Lutter en tant qu’étudiants ?
Il fut un temps pas si lointain, ou les mouvements étudiants étaient réguliers, nombreux, massifs.
Ces quelques années, grosso-modo en France entre 2003 ( réforme LMD) et 2013 (Fioraso), virent se succéder les luttes sur les universités. Comme dans de très nombreux pays du monde, il s’agissait de défendre un deal : en échange de mes études, peut-être vais-je devoir m’endetter pour les faire, mais qu’importe, a la fin, j’aurais un travail mieux payé, moins chiant que si je n’avais pas été à la fac. Et c’est sur la base de la défense de ce statut, que se produit une certaine unité entre les étudiants.
Cette unité se caractérise par des assemblées étudiantes ou l’on vote ensemble le blocage ou sa levée, on on discute « démocratiquement » sur la base d’un commun qui est celui d’être étudiant. Elle a été une dynamique importante. Mais elle s’est aussi révélée un carcan, un piège pour le mouvement. Car celui-ci a été vaincu. Année après année, il s’est écrasé sur le mur de la répression, dans une relative indifférence de la population, comme des vagues meurent sur des rochers muets. Car lutter uniquement sur la base d’un statut, c’est s’exposer aussi à la solitude. Et cela est d’autant plus difficile à tenir qu’au sein des étudiants, plusieurs fractions coexistent, aux intérêts et opinons divergentes.
Les étudiants contre la lutte.
Ainsi, à côté de celles et ceux qui voulaient que les étudiants luttent ensemble pour leur statut, d’autres voulaient s’en sortir… Par les études, ben tiens. Après tout, être étudiants signifie étudier, non ? Alors sont réapparu les anti-grévistes. Et en quoi seraient ils moins légitime que les autres du point de vue d’une lutte étudiante « démocratique » ?
C’est la conjonction entre ces différents facteurs : le répression policière, l’apparition des anti-grévistes et enfin une certaine indifférence de la dite « opinion publique » qui ne comprenaient pas pourquoi les étudiants ne voulaient pas étudier, qui a produit la défaite. Une défaite qui pollue encore les luttes des étudiants actuelles.
La dynamique actuelle.
Aujourd’hui, les luttes étudiantes font bien moins recettes que hier.
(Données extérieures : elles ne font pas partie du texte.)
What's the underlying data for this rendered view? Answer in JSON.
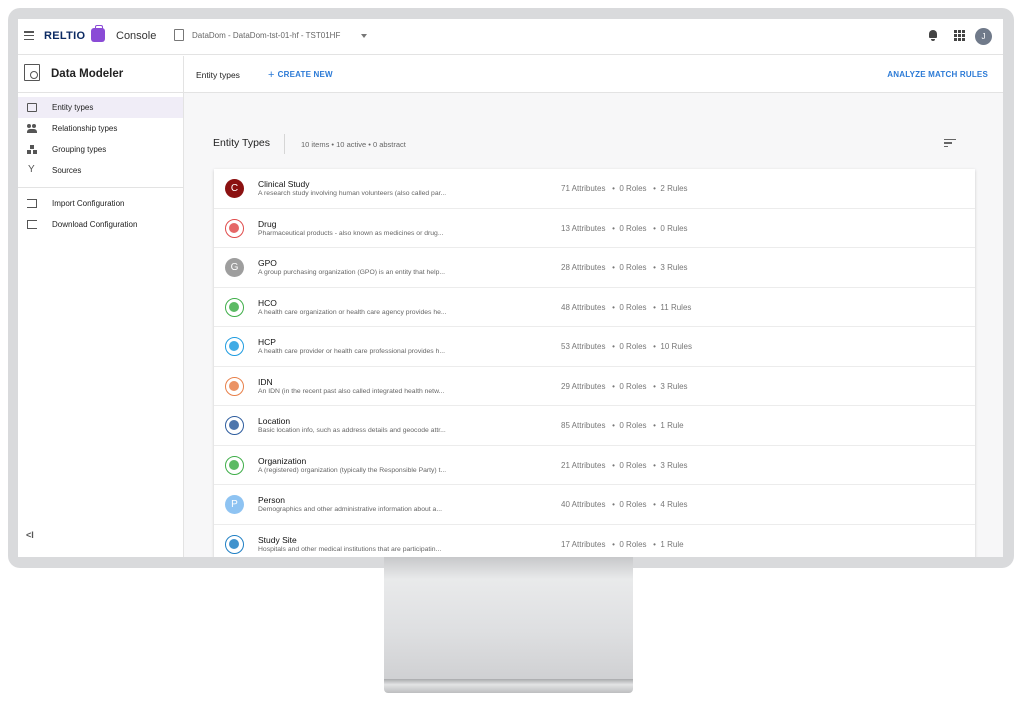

Pourtant, un certain nombre d’organisations fossilisées s’échinent à reproduire un modèle qui tourne à vide, quitte a tuer dans l’œuf tout dépassement.
Mais au-delà des manœuvres dérisoires de quelques apprentis gestionnaires, on peut se laisser à imaginer une certaine ouverture des possibles. Derrière la lutte dite « contre la sélection » il y a la question de notre futur dans cette société. Disons le tout net, il s’annonce catastrophique. Que l’on soit ouvrière, employé, chômeur, qu’on soit passés ou non pas l’université. Se cacher derrière son statut comme derrière son petit doigt ne changera rien : en revanche, dés demain, faire de l’université un lieu (parmi d’autres) d’une vaste mobilisation de classe est autrement plus enthousiasmant. Bien sûr, cela nécessite déjà de faire exister la lutte, de se donner du temps, et donc bloquer les universités. Alors il y aura matière à aller plus loin.
Combien d’étudiants sont livreurs à vélo ? Serveurs et serveuses, confrontés à une clique de petits patrons qui ne paient pas les heures sup’, qui nous traitent comme des chiens ? Et pourquoi ne pas aller voir les caissiers et caissières de carrefour, qui sont en train de se manger un sale plan de licenciement ? Sans parler de la réforme des allocs chômages, alors que ne nous leurrons pas c’est ou se sera le lot commun de quasiment tout le monde à un moment ou un autre. Bref, tout reste à faire…
Mais le printemps arrive et le camarade soleil brille pour celles et ceux qui bloquent.